After my detour through Italy, I was heading back to the Balkans with a plan to see the capital of Albania, Tirana, next. I arrived by ferry in the former Albanian capital of Durres and quickly found a bus to take me to Tirana, about an hour inland.

It may be a bit of a bias that I chose a hostel called the Bearded Dad Hostel, but it had good ratings and was relatively close to the central part of town. Arriving just before noon, I was still able to get things dropped off in the hostel before heading out exploring. I had signed up for a 1600 tour of central Tirana through the Free Tour app. This has become a bit of a first stop for me when I am looking at how to orient myself to the geography and history of new places I am visiting. Before the tour I visited a few of the sites in the central part of Tirana, the Et’hem Bey Mosque and the Orthodox Autocephalus Church of Albania. The former is an older building, with murals on its walls making it an attraction for people visiting Tirana. Closed during the communist era as a religious site, it retained the special historical designation that kept it from being torn down. The Orthodox Church is relatively new, having been constructed after the Fall of Communism. When I visited a painter was still working on one of the murals in the main sanctuary of the church.

The tour explained a lot of the history of Albania, going back to the Illyrian and Roman times. It started in Skanderbeg Square which allowed for the hero of Albanian Independence whose statue adorns a central part of the eponymous square. Skanderbeg, or Gjergj Kastrioti, was a warlord who rebelled against the Ottoman Empire in the 15th century and was able to keep the Ottomans at bay for the entirety of his life. After his death the Ottomans were able to take the area over again, but the period of his life highlighted the sense of identity and territory for the people who would become Albanian. Most of the tour talked about more modern history post the Second World War with the impact of one of the most restricting Communist regimes and the thirty years of post-war life. The tour took us past current and former government houses, explained why there were so many bunkers in Albania, and allowed us to a good swath of central Tirana.

The guide of the tour had suggested a few things to get a more fulsome view of Tirana. In particular two things outside of the central area were recommended: a visit to Bunk’art One and a trip up the cable car at Mount Dajti. For my second day in the capital this was what I did.

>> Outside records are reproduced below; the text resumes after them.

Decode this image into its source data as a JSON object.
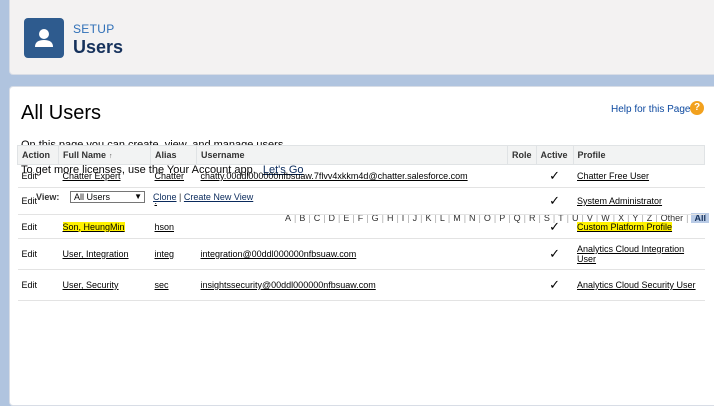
{
  "header": {
    "setup_label": "SETUP",
    "title": "Users"
  },
  "main": {
    "title": "All Users",
    "help_link": "Help for this Page",
    "help_icon": "?",
    "description": "On this page you can create, view, and manage users.",
    "licenses_text": "To get more licenses, use the Your Account app.",
    "lets_go": "Let's Go"
  },
  "view": {
    "label": "View:",
    "selected": "All Users",
    "clone": "Clone",
    "divider": "|",
    "create_new": "Create New View"
  },
  "alphabet": [
    "A",
    "B",
    "C",
    "D",
    "E",
    "F",
    "G",
    "H",
    "I",
    "J",
    "K",
    "L",
    "M",
    "N",
    "O",
    "P",
    "Q",
    "R",
    "S",
    "T",
    "U",
    "V",
    "W",
    "X",
    "Y",
    "Z",
    "Other",
    "All"
  ],
  "table": {
    "columns": [
      "Action",
      "Full Name",
      "Alias",
      "Username",
      "Role",
      "Active",
      "Profile"
    ],
    "sort_icon": "↑",
    "active_mark": "✓",
    "rows": [
      {
        "action": "Edit",
        "full_name": "Chatter Expert",
        "alias": "Chatter",
        "username": "chatty.00ddl000000nfbsuaw.7flvv4xkkm4d@chatter.salesforce.com",
        "role": "",
        "profile": "Chatter Free User"
      },
      {
        "action": "Edit",
        "full_name": "",
        "alias": ".",
        "username": "",
        "role": "",
        "profile": "System Administrator"
      },
      {
        "action": "Edit",
        "full_name": "Son, HeungMin",
        "alias": "hson",
        "username": "",
        "role": "",
        "profile": "Custom Platform Profile"
      },
      {
        "action": "Edit",
        "full_name": "User, Integration",
        "alias": "integ",
        "username": "integration@00ddl000000nfbsuaw.com",
        "role": "",
        "profile": "Analytics Cloud Integration User"
      },
      {
        "action": "Edit",
        "full_name": "User, Security",
        "alias": "sec",
        "username": "insightssecurity@00ddl000000nfbsuaw.com",
        "role": "",
        "profile": "Analytics Cloud Security User"
      }
    ]
  },
  "colors": {
    "header_icon": "#2e5b8e",
    "highlight": "#fff200",
    "background": "#b0c4df"
  }
}
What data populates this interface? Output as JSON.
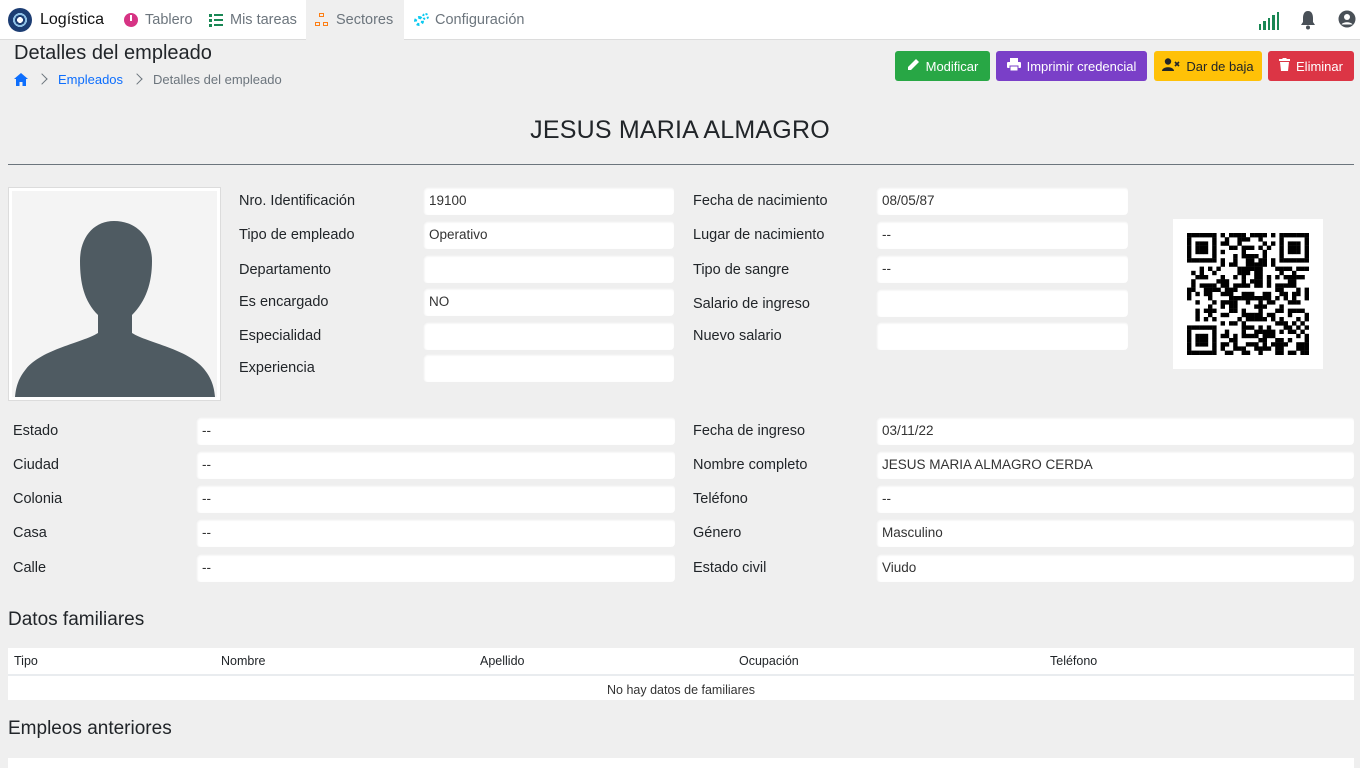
{
  "app": {
    "name": "Logística"
  },
  "nav": {
    "tablero": "Tablero",
    "tareas": "Mis tareas",
    "sectores": "Sectores",
    "configuracion": "Configuración"
  },
  "header": {
    "title": "Detalles del empleado",
    "breadcrumb": {
      "link": "Empleados",
      "current": "Detalles del empleado"
    }
  },
  "actions": {
    "modificar": "Modificar",
    "imprimir": "Imprimir credencial",
    "baja": "Dar de baja",
    "eliminar": "Eliminar"
  },
  "employee": {
    "name": "JESUS MARIA ALMAGRO",
    "left_fields": [
      {
        "label": "Nro. Identificación",
        "value": "19100"
      },
      {
        "label": "Tipo de empleado",
        "value": "Operativo"
      },
      {
        "label": "Departamento",
        "value": ""
      },
      {
        "label": "Es encargado",
        "value": "NO"
      },
      {
        "label": "Especialidad",
        "value": ""
      },
      {
        "label": "Experiencia",
        "value": ""
      }
    ],
    "mid_fields": [
      {
        "label": "Fecha de nacimiento",
        "value": "08/05/87"
      },
      {
        "label": "Lugar de nacimiento",
        "value": "--"
      },
      {
        "label": "Tipo de sangre",
        "value": "--"
      },
      {
        "label": "Salario de ingreso",
        "value": ""
      },
      {
        "label": "Nuevo salario",
        "value": ""
      }
    ],
    "address_fields": [
      {
        "label": "Estado",
        "value": "--"
      },
      {
        "label": "Ciudad",
        "value": "--"
      },
      {
        "label": "Colonia",
        "value": "--"
      },
      {
        "label": "Casa",
        "value": "--"
      },
      {
        "label": "Calle",
        "value": "--"
      }
    ],
    "personal_fields": [
      {
        "label": "Fecha de ingreso",
        "value": "03/11/22"
      },
      {
        "label": "Nombre completo",
        "value": "JESUS MARIA ALMAGRO CERDA"
      },
      {
        "label": "Teléfono",
        "value": "--"
      },
      {
        "label": "Género",
        "value": "Masculino"
      },
      {
        "label": "Estado civil",
        "value": "Viudo"
      }
    ]
  },
  "familiares": {
    "title": "Datos familiares",
    "columns": [
      "Tipo",
      "Nombre",
      "Apellido",
      "Ocupación",
      "Teléfono"
    ],
    "empty": "No hay datos de familiares"
  },
  "empleos": {
    "title": "Empleos anteriores"
  },
  "colors": {
    "accent_green": "#28a745",
    "accent_purple": "#7a3fc8",
    "accent_yellow": "#ffc107",
    "accent_red": "#dc3545",
    "link": "#0d6efd",
    "avatar": "#4f5b62"
  }
}
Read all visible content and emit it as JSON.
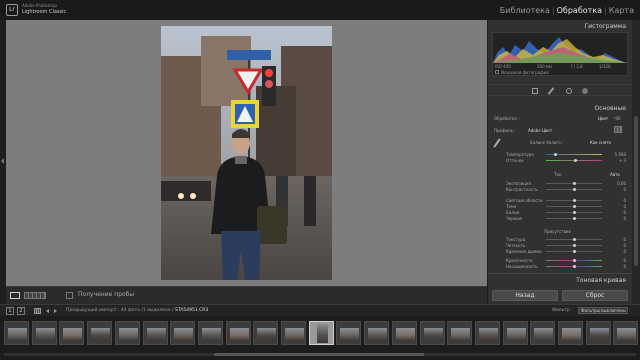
{
  "app": {
    "logo_abbr": "Lr",
    "vendor": "Adobe Photoshop",
    "name": "Lightroom Classic"
  },
  "modules": [
    {
      "label": "Библиотека",
      "active": false
    },
    {
      "label": "Обработка",
      "active": true
    },
    {
      "label": "Карта",
      "active": false
    }
  ],
  "toolbar": {
    "soft_proof_label": "Получение пробы"
  },
  "histogram": {
    "title": "Гистограмма",
    "iso": "ISO 400",
    "focal": "200 мм",
    "aperture": "f / 2,8",
    "shutter": "1/320",
    "original_label": "Исходная фотография"
  },
  "basic": {
    "title": "Основные",
    "treatment_label": "Обработка :",
    "treatment_value": "Цвет",
    "treatment_alt": "Ч/Б",
    "profile_label": "Профиль :",
    "profile_value": "Adobe Цвет",
    "wb_label": "Баланс белого :",
    "wb_value": "Как снято",
    "temp_label": "Температура",
    "temp_value": "5 000",
    "tint_label": "Оттенок",
    "tint_value": "+ 3",
    "tone_label": "Тон",
    "auto_label": "Авто",
    "exposure_label": "Экспозиция",
    "contrast_label": "Контрастность",
    "highlights_label": "Светлые области",
    "shadows_label": "Тени",
    "whites_label": "Белые",
    "blacks_label": "Черные",
    "presence_label": "Присутствие",
    "texture_label": "Текстура",
    "clarity_label": "Четкость",
    "dehaze_label": "Удаление дымки",
    "vibrance_label": "Красочность",
    "saturation_label": "Насыщенность",
    "zero": "0",
    "zero_exposure": "0,00"
  },
  "tone_curve": {
    "title": "Тоновая кривая"
  },
  "panel_buttons": {
    "previous": "Назад",
    "reset": "Сброс"
  },
  "filmstrip_bar": {
    "btn1": "1",
    "btn2": "2",
    "source": "Предыдущий импорт :",
    "count": "44 фото /1 выделено /",
    "filename": "STA54951.CR3",
    "filter_label": "Фильтр :",
    "filter_value": "Фильтры выключены"
  },
  "filmstrip": {
    "thumb_count": 23,
    "selected_index": 11
  },
  "colors": {
    "accent_text": "#e8e8e8",
    "panel_bg": "#313131",
    "viewer_bg": "#7d7d7d"
  }
}
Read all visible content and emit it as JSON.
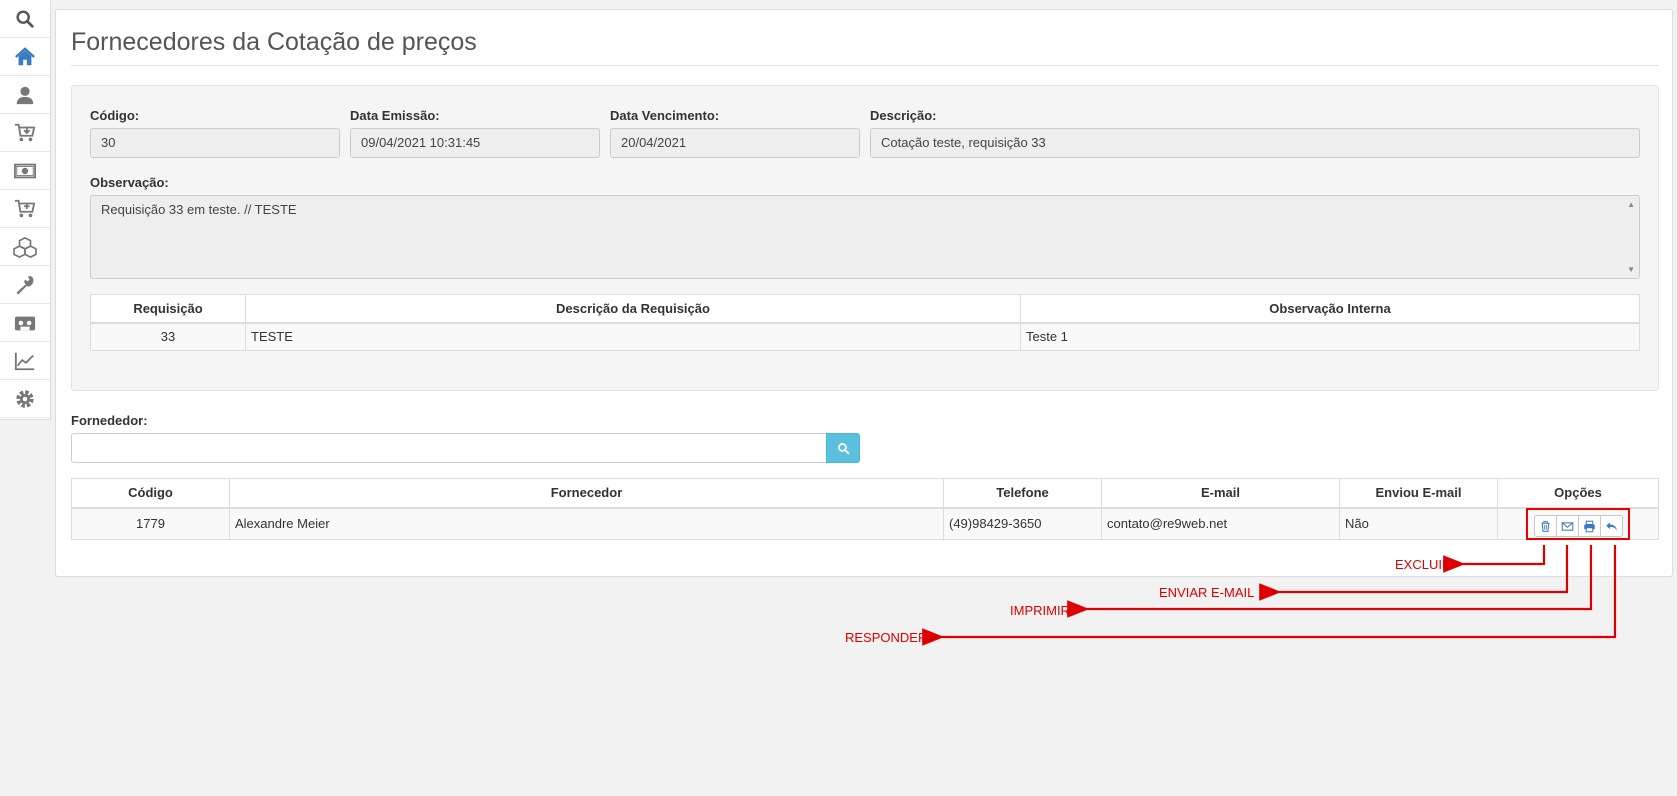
{
  "sidebar": {
    "items": [
      {
        "icon": "search-icon"
      },
      {
        "icon": "home-icon"
      },
      {
        "icon": "user-icon"
      },
      {
        "icon": "cart-download-icon"
      },
      {
        "icon": "money-icon"
      },
      {
        "icon": "cart-plus-icon"
      },
      {
        "icon": "cubes-icon"
      },
      {
        "icon": "wrench-icon"
      },
      {
        "icon": "cassette-icon"
      },
      {
        "icon": "chart-line-icon"
      },
      {
        "icon": "gear-icon"
      }
    ]
  },
  "page": {
    "title": "Fornecedores da Cotação de preços"
  },
  "form": {
    "codigo": {
      "label": "Código:",
      "value": "30"
    },
    "data_emissao": {
      "label": "Data Emissão:",
      "value": "09/04/2021 10:31:45"
    },
    "data_vencimento": {
      "label": "Data Vencimento:",
      "value": "20/04/2021"
    },
    "descricao": {
      "label": "Descrição:",
      "value": "Cotação teste, requisição 33"
    },
    "observacao": {
      "label": "Observação:",
      "value": "Requisição 33 em teste. // TESTE"
    }
  },
  "req_table": {
    "headers": [
      "Requisição",
      "Descrição da Requisição",
      "Observação Interna"
    ],
    "rows": [
      [
        "33",
        "TESTE",
        "Teste 1"
      ]
    ]
  },
  "fornecedor": {
    "label": "Fornededor:",
    "value": ""
  },
  "forn_table": {
    "headers": [
      "Código",
      "Fornecedor",
      "Telefone",
      "E-mail",
      "Enviou E-mail",
      "Opções"
    ],
    "rows": [
      [
        "1779",
        "Alexandre Meier",
        "(49)98429-3650",
        "contato@re9web.net",
        "Não"
      ]
    ]
  },
  "annotations": {
    "excluir": "EXCLUIR",
    "enviar": "ENVIAR E-MAIL",
    "imprimir": "IMPRIMIR",
    "responder": "RESPONDER"
  },
  "colors": {
    "annotation": "#dd0000",
    "primary_icon": "#3a7ac0",
    "search_btn": "#5bc0de"
  }
}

In 1970s, President Hoxha of Albania had alienated himself from the West, but also from Communist leadership in the USSR. As a result he was paranoid that one or both of them would attack Albania. A plan was hatched to build somewhere between 220,000 and a million bunkers—I have read and heard various numbers so I am not entirely certain—and by 1983, after Hoxha’s death, just over 173,000 were actually built. Bunk’Art One is the site of one of the larger military bunkers that had space for the leadership of Albania to operate. You get to walk through the multi-level structure that has a wide range of information on the history of Albania, how WWI played out for the country, and the rise and leadership of the Communism party and Hoxha, and the intention with of the bunkers that were built. It was an interesting read and fascinating to wander.

From there I walked a few blocks to the cable car station and caught a ride about two-thirds of the way up Mt. Dajti. It gave great views of the city and had a range of activities at the top from hiking, horse riding, mini-golf, paint ball ranges, and others things, on top of a hotel and a couple restaurants and/or bars. I chose to walk to the peak of one of the mountains and take in a slightly higher view. Although the valley that Tirana was in was fairly concealed by clouds it was still great to see it from above.

Tirana was an enjoyable city to visit and one that brought a lot of history. It sounds like there is an active building program with the intention to build twenty-some sky scrapers to provide housing and business space in the central part. I anticipate that Tirana will look very different if I visit again in the future.